Daniel Larusso: [practicing karate in garden when suddenly the gate busts open]
Mike Barnes: Hey shit head! Why'd you call the cops on me?
Daniel Larusso: Why'd you take the trees?
Mike Barnes: You have no proof.
Daniel Larusso: Did the tooth fairy leave the application?
[the two fight until Barnes has Daniel on the ground]
Mike Barnes: [steps on Daniel's throat] How'd you make it last year? Much less win?
Terry Silver: Let him up!
Mike Barnes: Who are you? His mother?
Terry Silver: Maybe.
[They fight until, Terry Silver has Mike by the hair]

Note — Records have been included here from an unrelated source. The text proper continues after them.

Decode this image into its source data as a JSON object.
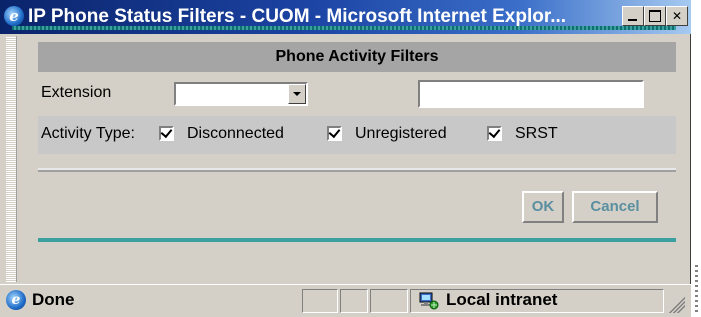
{
  "window": {
    "title": "IP Phone Status Filters - CUOM - Microsoft Internet Explor...",
    "controls": [
      "minimize-icon",
      "maximize-icon",
      "close-icon"
    ]
  },
  "panel": {
    "header": "Phone Activity Filters",
    "extension_label": "Extension",
    "extension_select_value": "",
    "extension_text_value": "",
    "activity_label": "Activity Type:",
    "activity_options": [
      {
        "label": "Disconnected",
        "checked": true
      },
      {
        "label": "Unregistered",
        "checked": true
      },
      {
        "label": "SRST",
        "checked": true
      }
    ],
    "ok_label": "OK",
    "cancel_label": "Cancel",
    "button_text_color": "#5a8fa0",
    "accent_color": "#3aa0a0"
  },
  "statusbar": {
    "status_text": "Done",
    "zone_text": "Local intranet"
  }
}
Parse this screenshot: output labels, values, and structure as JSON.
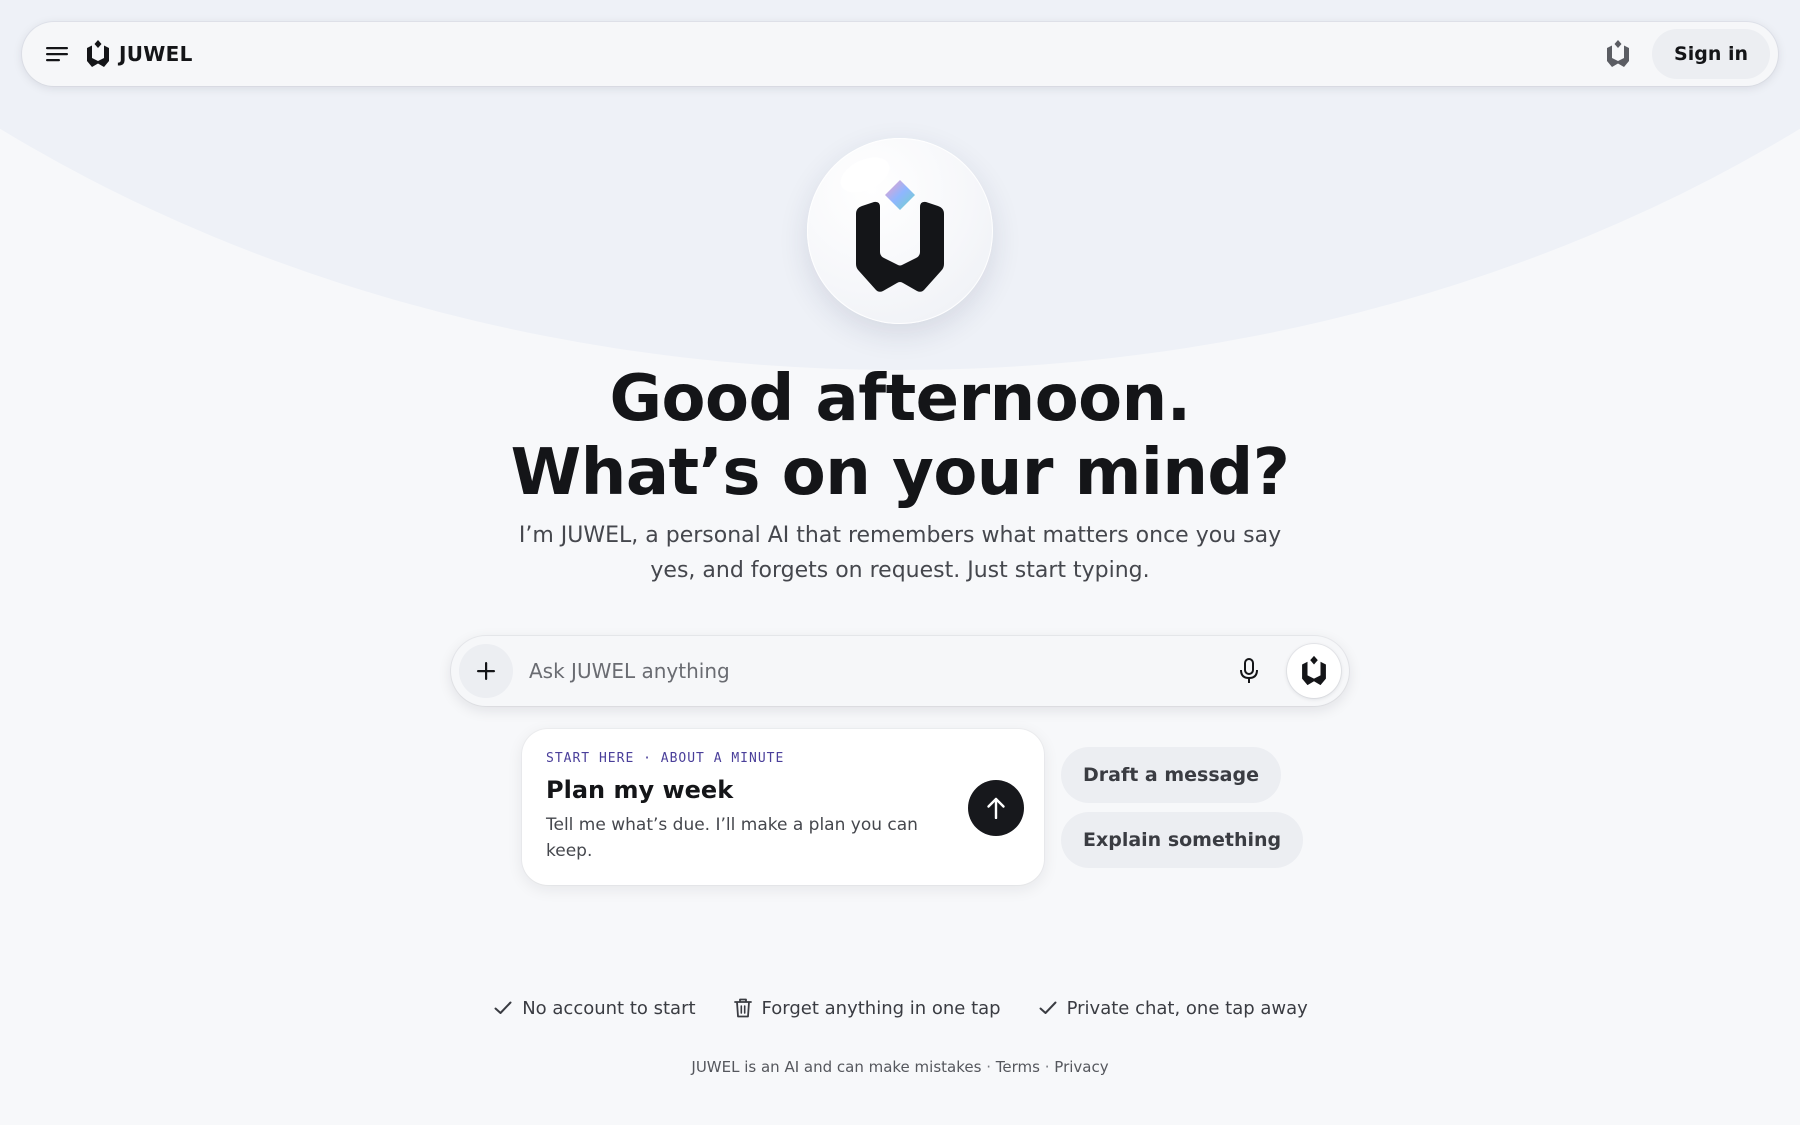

Mike Barnes: [afraid he's going to fall, he leans a hand on Silver for balance]
Terry Silver: Don't touch me. Don't touch me!
Mike Barnes: [shaking lets go]
Terry Silver: Now, if I ever even see you on the same street with this kid I will seriously mess you up. Okay?
Mike Barnes: Ok...
Terry Silver: OKAY?
Mike Barnes: YES!
Terry Silver: [lets him go] Good! [kicks his butt] Now get the hell out of here!
Mike Barnes: [zooms out of garden]
Terry Silver: [helping Daniel up] Who was that guy?
Daniel Larusso: The guy I'm going to be fighting.
Terry Silver: Oh. Well, here I brought your book.
Daniel Larusso: Thanks.
Terry Silver: Now let me give you a little lesson on how to deal with punks like that.